Where it starts to get even more ridiculous is when newspapers use editorial space* to attack broadcasters as a whole for even considering using such "warped sensationalism" as "entertainment". Already in the past year we've seen the Sun condemn the BBC for the perceived anti-Conservative bias of Basil Brush; now the paper has taken up the complaints of Anne Diamond and the apparently permanently indignant whingers at Mumsnet by calling the EastEnders storyline an "appalling misjudgement" when it could have tackled the subject "responsibly". Whether the paper was always going to strike out at the corporation over the subject regardless of being leaked the news that the actor portraying the character who lost her baby is leaving the show is impossible to know, but it hardly helps the paper's credibility that despite claiming she was leaving as a direct result of the storyline, her agent has since made clear that in fact the decision had been made months ago. Not such a "huge embarrassment" to the corporation then as the paper's editorial had so confidently stated.

The Sun taking almost any opportunity to criticise the BBC is hardly a new development. It does though really start to enter into the realms of abject hypocrisy when only last week the paper had to apologise for claiming that there was a specific al-Qaida threat against the filming of Coronation Street's live episode, despite Greater Manchester police making clear at the time that they were only involved in policing the perimeter of the set at the request of Granada, with the officers involved being paid by the production company for the time spent away from their normal duties. If anything smacks of warped sensationalism, such a ridiculous and potentially damaging story does; it hardly comes across as responsible either. While the paper had no problems finding the space to feature criticism of the BBC, it strangely didn't mention the controversy featured in other papers concerning Frankie Boyle's Tramadol Nights on Channel 4, something which doubtless has absolutely nothing to do with the man himself penning a column for none other than Sun rather than the paper deciding that it was a non-story.
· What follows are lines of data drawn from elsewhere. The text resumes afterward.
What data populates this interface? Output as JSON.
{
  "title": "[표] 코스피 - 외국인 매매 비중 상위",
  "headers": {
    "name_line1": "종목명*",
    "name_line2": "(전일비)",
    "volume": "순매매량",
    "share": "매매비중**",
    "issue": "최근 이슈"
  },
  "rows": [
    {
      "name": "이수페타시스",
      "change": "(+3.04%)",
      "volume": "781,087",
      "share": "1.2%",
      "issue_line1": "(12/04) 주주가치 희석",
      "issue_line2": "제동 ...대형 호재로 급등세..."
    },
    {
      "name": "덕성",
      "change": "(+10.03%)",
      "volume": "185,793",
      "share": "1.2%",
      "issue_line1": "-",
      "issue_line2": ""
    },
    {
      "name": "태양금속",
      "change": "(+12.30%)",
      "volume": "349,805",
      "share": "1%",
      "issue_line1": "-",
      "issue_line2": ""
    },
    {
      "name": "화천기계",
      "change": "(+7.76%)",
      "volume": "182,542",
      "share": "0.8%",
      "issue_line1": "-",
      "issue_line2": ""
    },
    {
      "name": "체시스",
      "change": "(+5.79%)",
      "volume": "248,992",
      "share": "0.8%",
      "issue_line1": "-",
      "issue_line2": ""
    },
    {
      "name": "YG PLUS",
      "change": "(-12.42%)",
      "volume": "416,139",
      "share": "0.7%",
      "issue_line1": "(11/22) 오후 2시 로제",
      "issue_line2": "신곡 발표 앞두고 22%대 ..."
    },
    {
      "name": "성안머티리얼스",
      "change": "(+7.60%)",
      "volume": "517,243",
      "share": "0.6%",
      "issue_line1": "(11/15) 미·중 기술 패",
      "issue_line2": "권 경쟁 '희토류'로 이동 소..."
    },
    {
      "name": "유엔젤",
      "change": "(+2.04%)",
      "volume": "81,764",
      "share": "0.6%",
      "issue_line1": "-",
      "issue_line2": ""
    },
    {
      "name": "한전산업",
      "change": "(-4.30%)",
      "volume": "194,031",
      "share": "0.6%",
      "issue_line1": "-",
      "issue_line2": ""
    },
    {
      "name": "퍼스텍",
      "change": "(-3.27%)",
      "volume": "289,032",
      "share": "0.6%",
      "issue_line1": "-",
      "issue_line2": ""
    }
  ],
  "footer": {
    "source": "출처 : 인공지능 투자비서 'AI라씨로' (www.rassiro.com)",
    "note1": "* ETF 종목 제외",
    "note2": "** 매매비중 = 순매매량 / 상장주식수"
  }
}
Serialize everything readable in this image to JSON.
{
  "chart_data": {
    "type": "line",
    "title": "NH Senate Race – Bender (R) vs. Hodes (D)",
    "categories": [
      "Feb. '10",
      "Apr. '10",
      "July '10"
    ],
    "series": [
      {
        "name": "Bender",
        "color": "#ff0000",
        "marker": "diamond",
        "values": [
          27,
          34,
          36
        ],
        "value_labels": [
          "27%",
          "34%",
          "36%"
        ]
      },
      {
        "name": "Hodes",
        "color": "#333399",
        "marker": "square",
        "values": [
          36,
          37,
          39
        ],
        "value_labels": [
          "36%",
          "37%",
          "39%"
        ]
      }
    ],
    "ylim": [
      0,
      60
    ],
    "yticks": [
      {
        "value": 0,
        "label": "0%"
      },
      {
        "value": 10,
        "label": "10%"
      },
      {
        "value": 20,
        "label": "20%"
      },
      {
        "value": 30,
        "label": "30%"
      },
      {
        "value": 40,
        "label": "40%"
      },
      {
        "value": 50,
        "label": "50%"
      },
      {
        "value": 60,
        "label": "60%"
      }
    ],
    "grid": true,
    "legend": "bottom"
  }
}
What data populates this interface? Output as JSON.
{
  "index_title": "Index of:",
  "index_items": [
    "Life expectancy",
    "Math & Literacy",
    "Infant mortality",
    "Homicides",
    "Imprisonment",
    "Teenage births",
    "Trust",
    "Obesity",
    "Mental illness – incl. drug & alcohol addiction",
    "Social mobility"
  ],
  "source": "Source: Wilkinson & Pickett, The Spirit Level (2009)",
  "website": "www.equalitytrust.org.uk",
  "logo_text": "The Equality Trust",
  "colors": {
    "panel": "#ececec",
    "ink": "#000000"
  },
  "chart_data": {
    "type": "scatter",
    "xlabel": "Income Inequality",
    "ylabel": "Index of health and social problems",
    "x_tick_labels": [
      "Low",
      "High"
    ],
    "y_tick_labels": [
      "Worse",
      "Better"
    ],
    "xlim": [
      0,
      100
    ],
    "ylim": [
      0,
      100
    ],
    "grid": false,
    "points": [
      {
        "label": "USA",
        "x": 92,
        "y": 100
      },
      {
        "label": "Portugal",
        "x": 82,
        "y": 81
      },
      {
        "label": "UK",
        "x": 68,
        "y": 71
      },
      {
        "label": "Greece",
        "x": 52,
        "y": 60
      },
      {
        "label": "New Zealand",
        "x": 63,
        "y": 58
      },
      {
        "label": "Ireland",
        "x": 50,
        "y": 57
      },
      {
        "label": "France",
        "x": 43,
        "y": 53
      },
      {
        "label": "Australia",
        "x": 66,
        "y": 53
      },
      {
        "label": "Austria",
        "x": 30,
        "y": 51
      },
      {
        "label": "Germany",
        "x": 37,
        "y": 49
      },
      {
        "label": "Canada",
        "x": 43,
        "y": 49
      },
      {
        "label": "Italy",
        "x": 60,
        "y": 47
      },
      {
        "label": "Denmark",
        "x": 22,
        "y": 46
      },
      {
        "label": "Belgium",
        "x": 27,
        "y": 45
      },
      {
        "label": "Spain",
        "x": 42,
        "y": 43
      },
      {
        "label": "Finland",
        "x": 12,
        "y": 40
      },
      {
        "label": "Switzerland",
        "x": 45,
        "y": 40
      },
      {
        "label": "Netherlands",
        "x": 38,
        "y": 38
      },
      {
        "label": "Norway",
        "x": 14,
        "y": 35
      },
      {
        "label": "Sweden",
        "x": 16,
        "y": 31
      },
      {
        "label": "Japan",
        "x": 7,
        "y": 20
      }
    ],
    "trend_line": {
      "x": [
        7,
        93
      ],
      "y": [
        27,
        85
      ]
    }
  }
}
Still, now that the storylines of fictional dramas are considered to be worthy of comment in the leader column of the paper's biggest selling newspaper, we can no doubt rely on the fact that the Sun will be giving the plots of the programmes on the new Sky Atlantic a similarly critical once over. It would certainly make a change to the company being plugged endlessly in every other section.

*As the Sun's editorials are not properly archived on the paper's website, the leader column in full can be read below:

COT death is a nightmare that haunts every parent of a new baby.

So who at the BBC imagined sensationalising such a heartbreaking theme would make good "entertainment"?

We are used to EastEnders being grim. It was no surprise that a particularly depressing episode was lined up for New Year's Eve.

But this time, the level of outrage proves the show went too far.

Actress Samantha Womack did her best to play tragic mum Ronnie Branning with sensitivity as she switched her dead baby for the infant son of Kat and Alfie Moon.

But, as The Sun reveals, Samantha was so distressed by the storyline she handed in her notice after seeing the script and will leave in May.

The actress made it clear she thought the plot was a mistake and would cause a backlash. But bosses ignored her.

Her resignation is a huge embarrassment to the BBC.

As broadcaster Anne Diamond, who lost her baby son to Sudden Infant Death Syndrome, said, not even cot death was dramatic enough for EastEnders. It had to go one better with the ludicrous baby swap.

Campaigners like Anne have helped reduce the cot death toll from 2,000 a year to 300.

EastEnders could have helped that campaign by tackling the subject responsibly.

Reducing it to warped sensationalism was an appalling misjudgment.